Podendo ser compreendida como categoria nativa, a mística é uma prática que ocorre
pela combinação de ânimos, ideias e ações que, na perspectiva sem terra, são politicamente
orientadas. A mística deve concretizar, por meio de ações comunitárias, ideias e emoções
ligadas ao projeto mais amplo de reforma social e política. Isso significa que a mística tem
lugar quando ações coletivas são capazes de suscitar certos estados de ânimos que, juntos, têm
o efeito de ativar e rememorar as bases ideológicas do MST.
A natureza da mística é, assim, modulável e criativa; quaisquer ânimos, ações práticas
e valores ideológicos podem ser postos em associação para compor a prática. Ela não é pré-
definida, o que importa não é seu conteúdo exato, mas o modo como os elementos que a
compõem se associam. Cantar o hino do MST e sentir esperança enquanto se pensa em reforma
agrária pode configurar a mística, mas cantar em roda e sentir solidariedade por companheiros
sem terra mortos ou feridos em confrontos também faz com que ela tenha lugar. O que é
essencial para a realização da mística é o resgate de elementos compartilhados pela
comunidade, de modo que as ações, ânimos e ideias estão sempre sendo rearranjadas e
renovados de modo situacional. A centralidade da mística para o MST liga-se a sua capacidade
adaptativa, o que faz com que seja possível localizá-la em ramificações do movimento, tais
quais o Movimento dos Trabalhadores Sem Teto (MTST) e a Comissão Pastoral da Terra
(CPT), com suas circunstâncias e especificidades; na CPT, por exemplo, a mística se expressa
e se atualiza na forma de rezas católicas (DE ALMEIDA, 2005).

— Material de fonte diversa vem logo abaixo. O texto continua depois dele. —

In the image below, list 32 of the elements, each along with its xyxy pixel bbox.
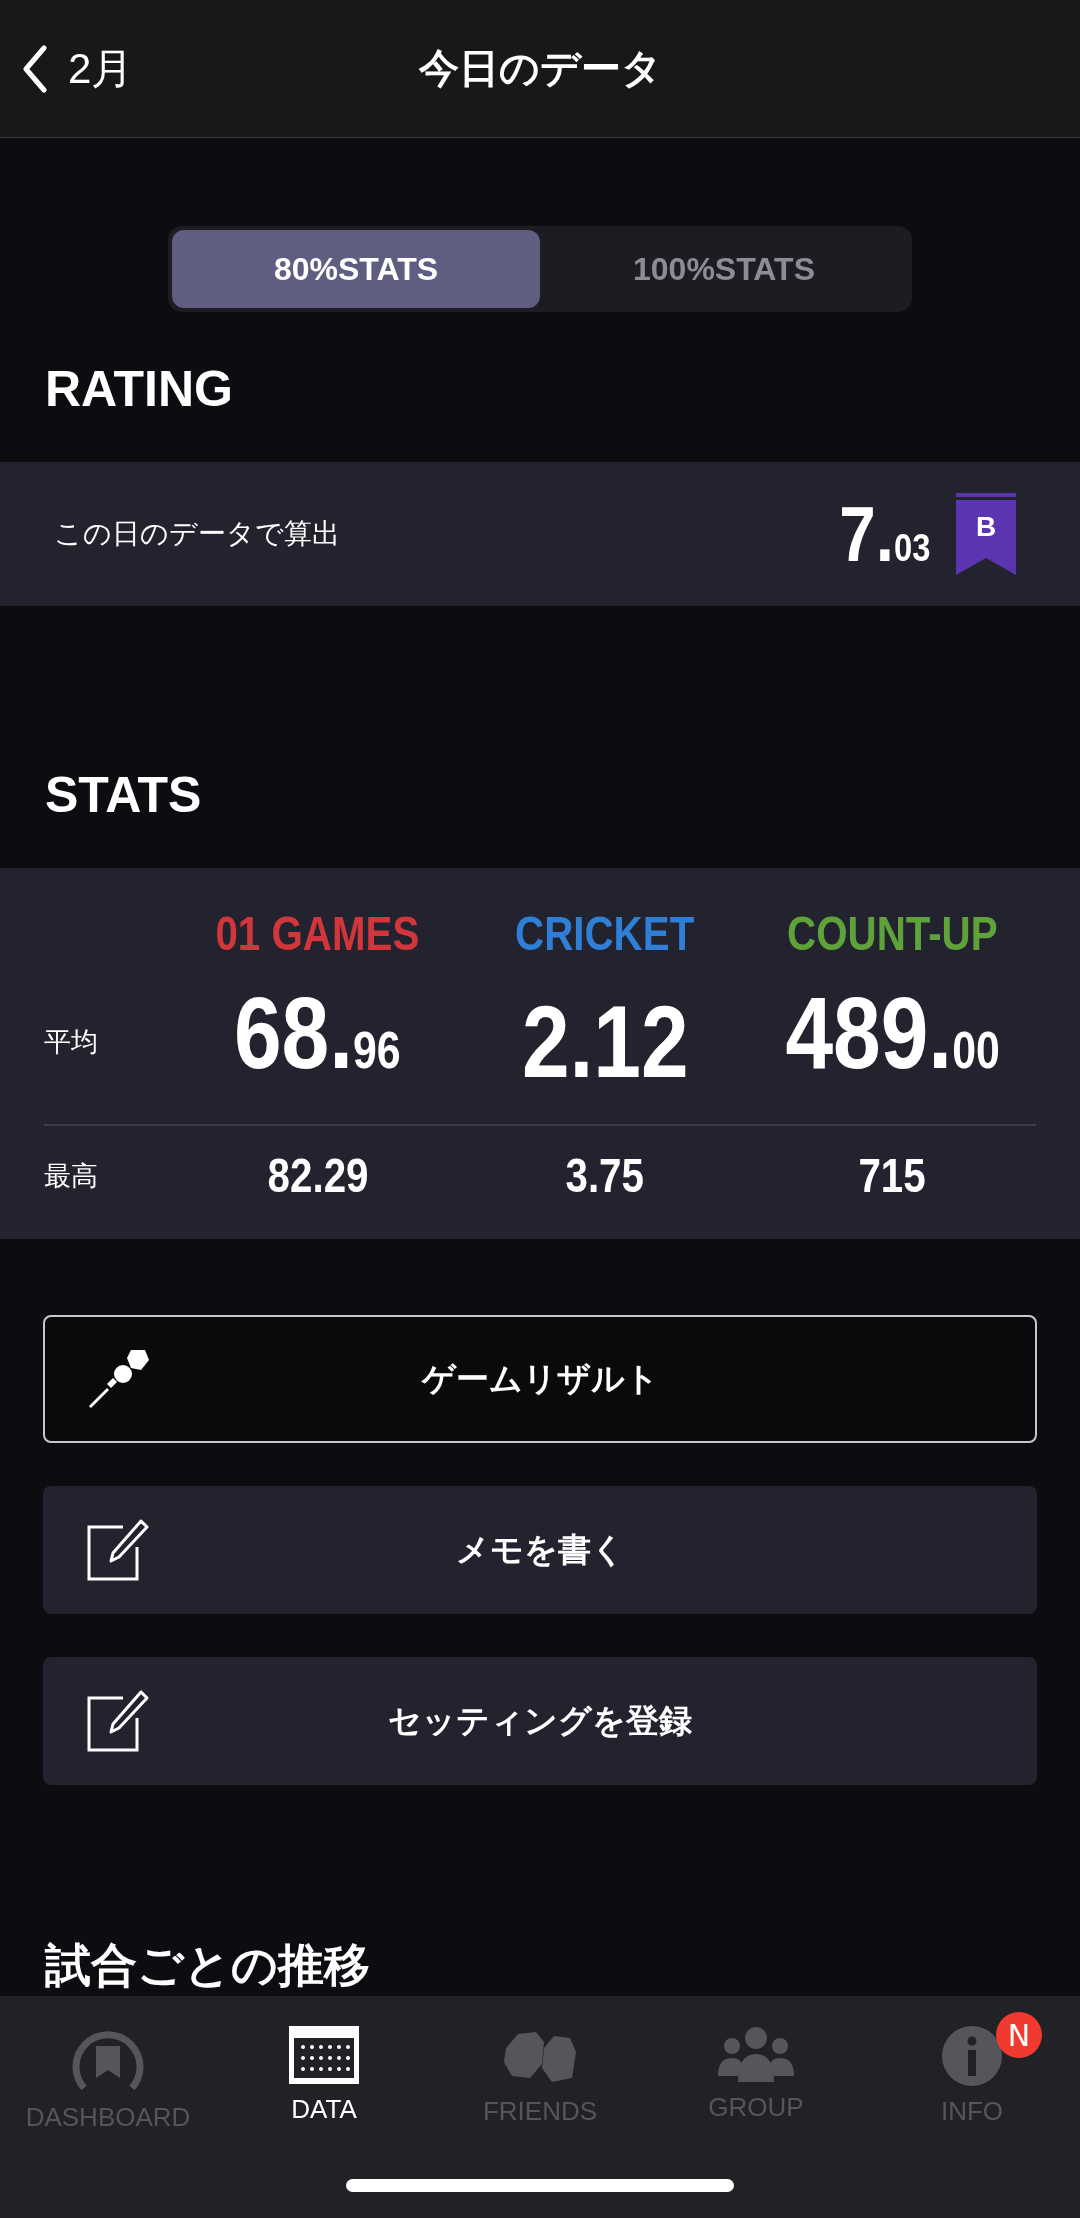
tab-item[interactable]: DATA [281,2020,367,2125]
action-button[interactable]: ゲームリザルト [43,1315,1037,1443]
best-value: 82.29 [266,1148,370,1204]
stats-tab[interactable]: 80%STATS [172,230,540,308]
rating-value: 7.03 [838,488,930,580]
best-value: 3.75 [564,1148,646,1204]
action-button[interactable]: セッティングを登録 [43,1657,1037,1785]
game-name: COUNT-UP [786,906,999,962]
best-value: 715 [857,1148,927,1204]
section-heading: 試合ごとの推移 [43,1937,371,1994]
notification-badge: N [996,2012,1042,2058]
average-value: 489.00 [784,975,1001,1092]
group-icon [718,2026,794,2082]
back-icon [22,44,48,93]
rating-caption: この日のデータで算出 [54,516,341,552]
screen-title: 今日のデータ [418,44,662,93]
rank-label: B [974,511,998,543]
section-heading: STATS [44,766,203,824]
average-value: 2.12 [520,984,690,1101]
action-button[interactable]: メモを書く [43,1486,1037,1614]
row-label: 最高 [44,1158,99,1193]
edit-icon [85,1517,151,1583]
calendar-icon [289,2026,359,2084]
stats-tab[interactable]: 100%STATS [540,230,908,308]
section-heading: RATING [44,360,234,418]
back-button[interactable]: 2月 [0,40,134,97]
game-name: CRICKET [514,906,696,962]
average-value: 68.96 [233,975,403,1092]
info-icon [942,2026,1002,2086]
game-name: 01 GAMES [214,906,421,962]
edit-icon [85,1688,151,1754]
row-label: 平均 [44,1025,99,1059]
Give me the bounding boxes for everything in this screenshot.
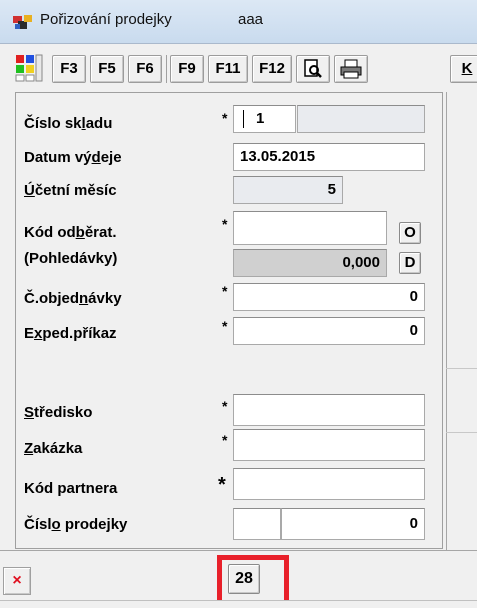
zakazka-input[interactable] [233,429,425,461]
status-strip [0,600,477,608]
label-pohledavky: (Pohledávky) [24,250,118,267]
kod-odberat-input[interactable] [233,211,387,245]
kod-partnera-input[interactable] [233,468,425,500]
app-icon [13,15,32,29]
required-marker: * [222,432,228,448]
pohledavky-detail-button[interactable]: D [399,252,421,274]
required-marker: * [222,318,228,334]
label-datum-vydeje: Datum výdeje [24,149,122,166]
required-marker: * [222,216,228,232]
stredisko-input[interactable] [233,394,425,426]
right-panel-divider [446,368,477,369]
required-marker: * [222,110,228,126]
label-zakazka: Zakázka [24,440,83,457]
label-stredisko: Středisko [24,404,93,421]
preview-button[interactable] [296,55,330,83]
f6-button[interactable]: F6 [128,55,162,83]
f11-button[interactable]: F11 [208,55,248,83]
right-panel [446,92,477,550]
label-ucetni-mesic: Účetní měsíc [24,182,117,199]
color-grid-icon[interactable] [15,54,43,82]
exped-prikaz-input[interactable]: 0 [233,317,425,345]
label-exped-prikaz: Exped.příkaz [24,325,117,342]
record-count-button[interactable]: 28 [228,564,260,594]
text-cursor [243,110,244,128]
cislo-objednavky-input[interactable]: 0 [233,283,425,311]
cislo-prodejky-prefix-input[interactable] [233,508,281,540]
datum-vydeje-input[interactable]: 13.05.2015 [233,143,425,171]
preview-icon [304,59,322,78]
odberatel-lookup-button[interactable]: O [399,222,421,244]
f5-button[interactable]: F5 [90,55,124,83]
f12-button[interactable]: F12 [252,55,292,83]
k-button[interactable]: K [450,55,477,83]
pohledavky-field: 0,000 [233,249,387,277]
label-kod-partnera: Kód partnera [24,480,118,497]
required-marker: * [222,283,228,299]
window-subtitle: aaa [238,11,264,28]
label-kod-odberat: Kód odběrat. [24,224,117,241]
label-cislo-objednavky: Č.objednávky [24,290,122,307]
print-button[interactable] [334,55,368,83]
print-icon [340,59,362,79]
close-button[interactable]: × [3,567,31,595]
f9-button[interactable]: F9 [170,55,204,83]
required-marker: * [218,474,226,496]
cislo-prodejky-input[interactable]: 0 [281,508,425,540]
title-bar: Pořizování prodejky aaa [0,0,477,44]
window-title: Pořizování prodejky [40,11,172,28]
label-cislo-prodejky: Číslo prodejky [24,516,128,533]
cislo-skladu-input[interactable]: 1 [233,105,296,133]
toolbar-separator [166,55,167,83]
label-cislo-skladu: Číslo skladu [24,115,113,132]
ucetni-mesic-field: 5 [233,176,343,204]
right-panel-divider [446,432,477,433]
sklad-name-field [297,105,425,133]
f3-button[interactable]: F3 [52,55,86,83]
required-marker: * [222,398,228,414]
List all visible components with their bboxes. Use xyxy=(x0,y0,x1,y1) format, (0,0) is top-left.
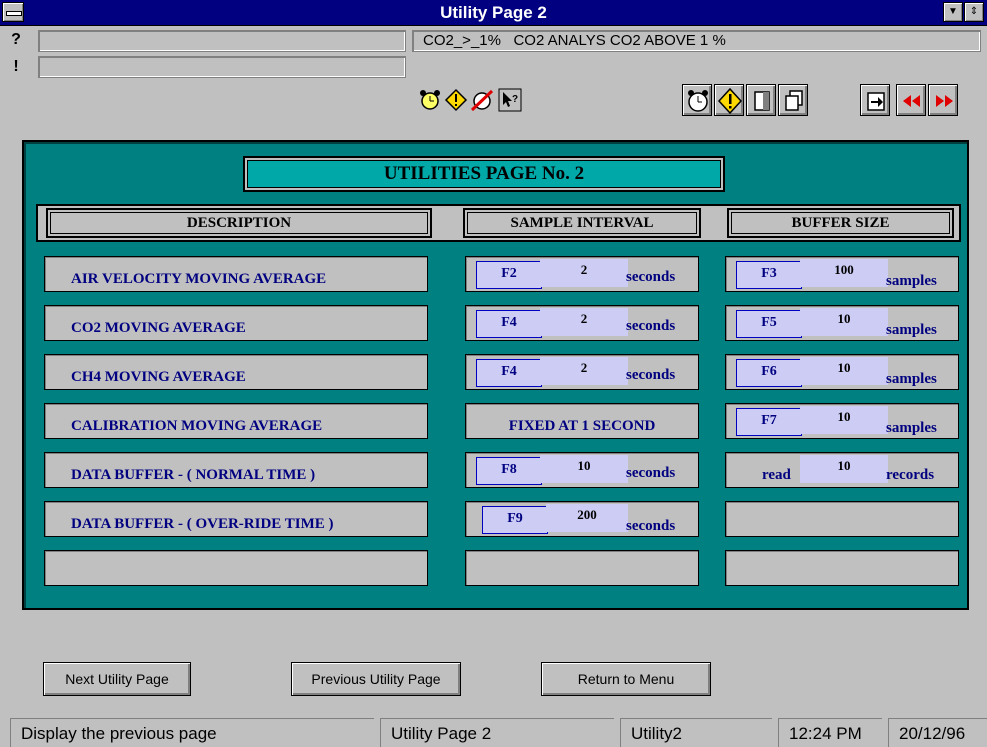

Diante disso, a mística pode ser entendida como método de engajamento político dos
sem terra (PELOSO, 1998) e como forma de criar experiências e solos comuns capazes de
resgatar os princípios móveis ideológicos do movimento. Assim, ela é uma técnica que
interpela tanto o sujeito individual quanto o coletivo, e, como tal, parece ser um caso exemplar
de prática mnemônica, de acordo com as formulações de Mary Carruthers (2011). Embora
tratando de um universo distinto (as retóricas e a meditação monástica na Idade Média), a
autora lança sugestões importantes para que pensemos as “artes da memória”; memória que
deve ser compreendida, segundo ela, como prática e técnica, pensamento e imaginação, e que
é "colorida" pelos sentimentos. Dessa forma, continua, a rememoração se dá à medida que
ideias e afetos são acionados.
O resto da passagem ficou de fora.